Conclusions: le résultat de cette méta-analyse a montré que le niveau d’exposition aux champs magnétiques pouvait être associé à la leucémie infantile.

ASSOCIATION BETWEEN EXTREMELY LOW-FREQUENCY ELECTROMAGNETIC FIELDS OCCUPATIONS AND AMYOTROPHIC LATERAL SCLEROSIS: A META-ANALYSIS.
[Association entre les champs électromagnétiques de fréquences extrêmement basses (CEM-EBF) en milieux professionnels et la sclérose amyotrophique latérale : une méta-analyse.]
Zhou H, Chen G, Chen C, Yu Y, Xu Z.
PLoS One. 2012;7(11):e48354.

Une recherche dans les bases de données PubMed (et une recherche manuelle) jusqu’au mois d’avril 2012 à l’aide des mots-clefs « exposition professionnelle », « champs électromagnétiques » et « sclérose amyotrophique latérale (SAL) » ou « maladie des neurones moteurs » a permis aux auteurs d’identifier 17 études à inclure dans la méta-analyse. L’association entre l’exposition aux CEM-EBF et le risque de SAL a été estimée en tenant compte de la méthodologie des études (cas-témoins ou étude de cohorte) et de l’évaluation des niveaux d’exposition aux CEM-EBF (sur base du titre professionnel ou de la matrice d’exposition professionnelle).

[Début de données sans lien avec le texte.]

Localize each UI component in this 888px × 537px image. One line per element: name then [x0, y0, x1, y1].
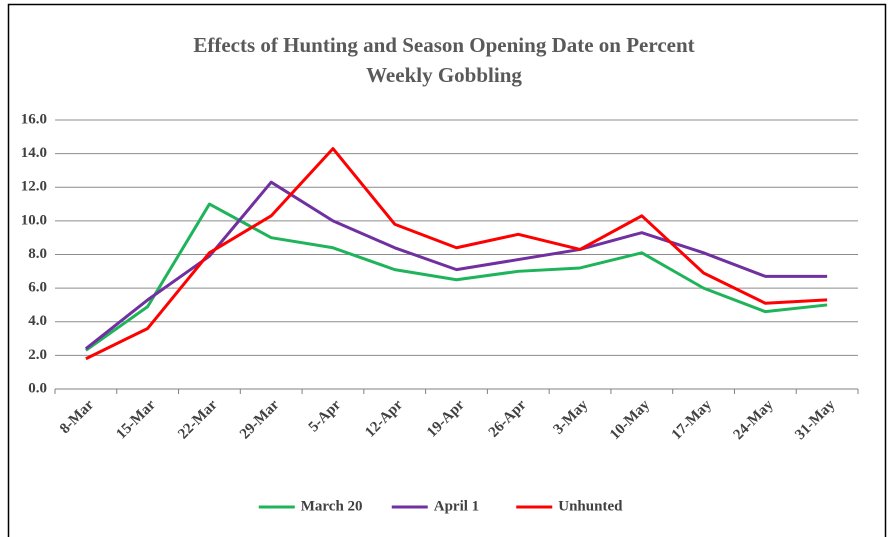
series-line: [85, 202, 828, 352]
legend-label: Unhunted: [558, 498, 623, 514]
y-tick-label: 8.0: [28, 246, 47, 262]
y-tick-label: 14.0: [21, 145, 47, 161]
chart-title: Effects of Hunting and Season Opening Da…: [193, 33, 695, 87]
legend-label: April 1: [434, 498, 479, 514]
chart-frame: [7, 3, 887, 537]
y-tick-label: 16.0: [21, 111, 47, 127]
y-tick-label: 10.0: [21, 212, 47, 228]
y-tick-label: 0.0: [28, 380, 47, 396]
y-tick-label: 12.0: [21, 179, 47, 195]
y-tick-label: 2.0: [28, 347, 47, 363]
y-tick-label: 6.0: [28, 280, 47, 296]
y-tick-label: 4.0: [28, 313, 47, 329]
series-line: [85, 147, 828, 361]
series-line: [84, 180, 828, 350]
legend-label: March 20: [301, 498, 363, 514]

L’exposition professionnelle aux CEM-EBF est significativement associée à un risque accru de SAL dans les études poolées (RR=1.29, IC 95%=1.02-1.62) et cas-témoins (OR=1.39, IC 95%=1.05-1.84), mais pas dans les études de cohorte. Dans les sous-analyses, des associations significatives similaires ont été obtenues quand le niveau d’exposition était défini par le titre professionnel mais pas par la matrice d’exposition professionnelle. De plus, des associations significatives entre l’exposition professionnelle aux CEM-EBF et un risque accru de SAL ont été montrées dans les études où les sujets avaient été cliniquement diagnostiqués, mais pas dans les études basées sur les certificats de décès. Une hétérogénéité modérée a été observée dans toutes les analyses.

Conclusions: Ces données suggèrent un risque faible mais significativement accru de SAL chez les personnes dont les titres professionnels sont associés à des expositions aux CEM-EBF relativement élevées. Comme l’amplitude des RR estimés était relativement faible, nous ne pouvons nier l’existence de biais potentiels. Les chocs électriques ou autres variables non identifiées associées aux professions « électriques », plutôt que l’exposition aux champs magnétiques, pourraient être responsables des associations observées avec SAL.